According to industry sources, Urquhart will replace Manuel Greenland, who resigned Fisher last year to take up a position with a new investment business operated by the Graeme Hart-owned Rank Group.
A spokesperson for the $7 billion plus Fisher Funds confirmed the Australian equities role had been filled with the yet-to-be officially named successful applicant due to start in about three months.
Urquhart is one of three senior investment staff at Trafalgar Copley, the long/short hedge fund founded in 2007 by former First NZ Capital managing director, David Copley. Copley remains a non-executive director for the rebranded FNZC.
The Trafalgar Copley fund, a partnership with UK-based hedge fund Trafalgar Capital, reported funds under management of just over $7 million as at the end of 2016, according to accounts filed this January, down from about $15.3 million the previous year.
Trafalgar is the portfolio manager for the NZ fund, which, along with two other offshore-based Trafalgar Copley entities, feeds into an Australian dollar-denominated, Caymans Island-domiciled master fund.

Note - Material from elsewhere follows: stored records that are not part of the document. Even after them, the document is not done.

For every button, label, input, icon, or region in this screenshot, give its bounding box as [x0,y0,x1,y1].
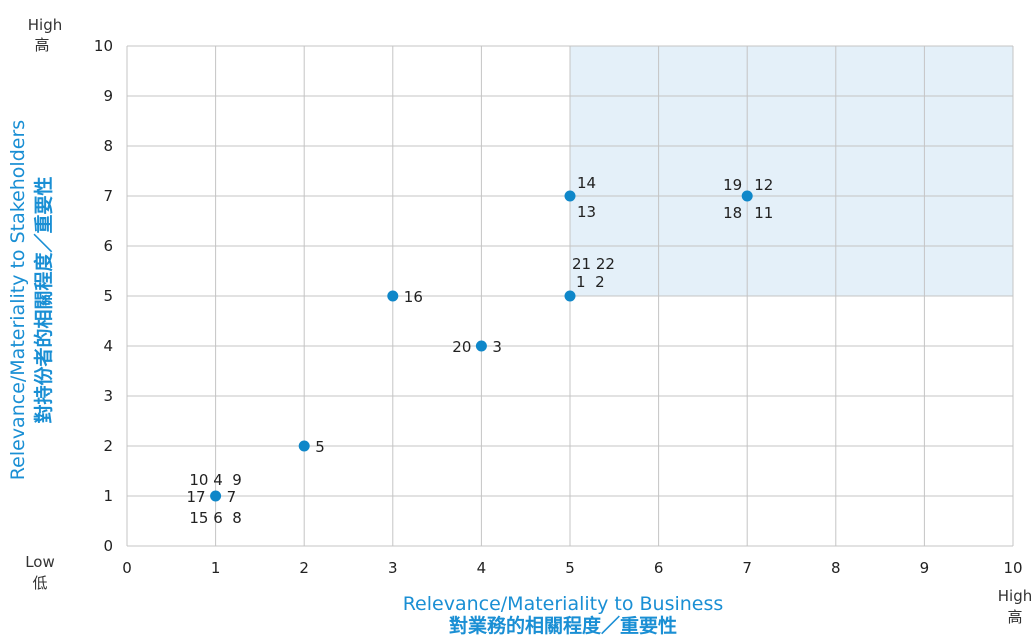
point-label: 1 2 [576,273,605,291]
point-label: 21 22 [572,255,615,273]
x-tick-label: 1 [211,559,221,577]
data-points [210,190,753,502]
y-tick-label: 8 [103,137,113,155]
point-label: 13 [577,203,596,221]
y-tick-label: 5 [103,287,113,305]
point-label: 12 [754,176,773,194]
y-axis-title: Relevance/Materiality to Stakeholders [7,120,29,480]
x-tick-label: 9 [920,559,930,577]
data-point [564,290,576,302]
y-tick-label: 0 [103,537,113,555]
point-label: 20 [452,338,471,356]
y-low-label-cn: 低 [32,574,47,592]
data-point [387,290,399,302]
y-high-label: High [28,16,62,34]
point-label: 16 [404,288,423,306]
highlight-region [570,46,1013,296]
y-tick-label: 10 [94,37,113,55]
data-point [564,190,576,202]
x-high-label-cn: 高 [1007,608,1022,626]
data-point [298,440,310,452]
data-point [741,190,753,202]
y-axis-title-cn: 對持份者的相關程度／重要性 [32,176,55,423]
y-tick-label: 9 [103,87,113,105]
x-high-label: High [998,587,1032,605]
y-tick-label: 4 [103,337,113,355]
data-point [210,490,222,502]
x-axis-title-cn: 對業務的相關程度／重要性 [449,614,677,637]
x-tick-label: 8 [831,559,841,577]
point-label: 3 [492,338,502,356]
y-low-label: Low [25,553,55,571]
x-tick-label: 2 [299,559,309,577]
point-label: 17 [187,488,206,506]
point-label: 7 [227,488,237,506]
point-labels: 10 4 917 7 15 6 8 5 16 20 3 21 221 2 14 13 19 12 18 1… [187,174,774,527]
data-point [475,340,487,352]
point-label: 19 [723,176,742,194]
x-axis-title: Relevance/Materiality to Business [403,593,724,615]
point-label: 5 [315,438,325,456]
grid [126,45,1014,547]
point-label: 18 [723,204,742,222]
point-label: 14 [577,174,596,192]
x-tick-label: 3 [388,559,398,577]
x-tick-label: 4 [477,559,487,577]
x-tick-label: 7 [742,559,752,577]
y-high-label-cn: 高 [34,36,49,54]
point-label: 11 [754,204,773,222]
x-tick-label: 6 [654,559,664,577]
y-tick-label: 3 [103,387,113,405]
x-tick-label: 0 [122,559,132,577]
y-tick-label: 2 [103,437,113,455]
point-label: 10 4 9 [189,471,241,489]
y-tick-label: 7 [103,187,113,205]
y-tick-label: 6 [103,237,113,255]
y-tick-label: 1 [103,487,113,505]
x-tick-label: 5 [565,559,575,577]
point-label: 15 6 8 [189,509,241,527]
x-tick-label: 10 [1003,559,1022,577]
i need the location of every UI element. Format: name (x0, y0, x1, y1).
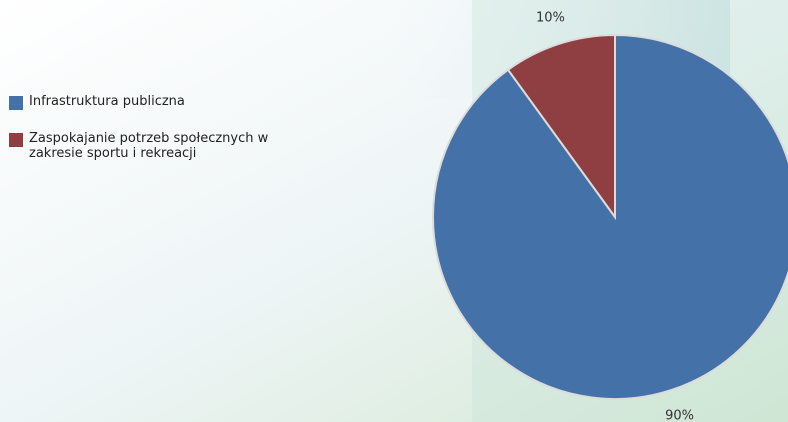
legend: Infrastruktura publiczna Zaspokajanie pot… (9, 94, 291, 182)
data-label: 90% (665, 408, 694, 422)
legend-swatch (9, 96, 23, 110)
data-label: 10% (536, 11, 565, 26)
legend-swatch (9, 133, 23, 147)
legend-item: Zaspokajanie potrzeb społecznych w zakre… (9, 131, 291, 161)
pie-slice (432, 33, 788, 400)
legend-label: Zaspokajanie potrzeb społecznych w zakre… (29, 131, 269, 161)
legend-label: Infrastruktura publiczna (29, 94, 185, 109)
legend-item: Infrastruktura publiczna (9, 94, 291, 110)
pie-slice (506, 33, 616, 221)
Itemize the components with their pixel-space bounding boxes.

“The [AU$32 million] Trafalgar Copley Master Fund returned -48.6% (AU$ class) for the [2016] calendar year which compares to +7% for the ASX200 Index and +5.8% for the NZ Portfolio Index for the year,” the Trafalgar Copley report says. “This was a disappointing year for the fund.”
During 2016 the fund was hit by “broad based short squeezes” that saw the manager dial back “gross exposure”, the report says.
“Entering 2017, we are cautiously optimistic that the headwinds of ultra-loose monetary (and to an extent fiscal) policy settings facing fundamental based fund managers for the past few years is starting to abate,” the report says. “With interest rates starting to rise, if central bank involvement in financial markets can continue to gradually recede, and the dispersion of risk pricing of assets starts to rise, this should present us with some interesting investment opportunities, long and short during the year.”
The Trafalgar Copley Master Fund reported net assets of AU$32.4 as at December 31, 2016, compared to $AU88.7 million 12 months previously.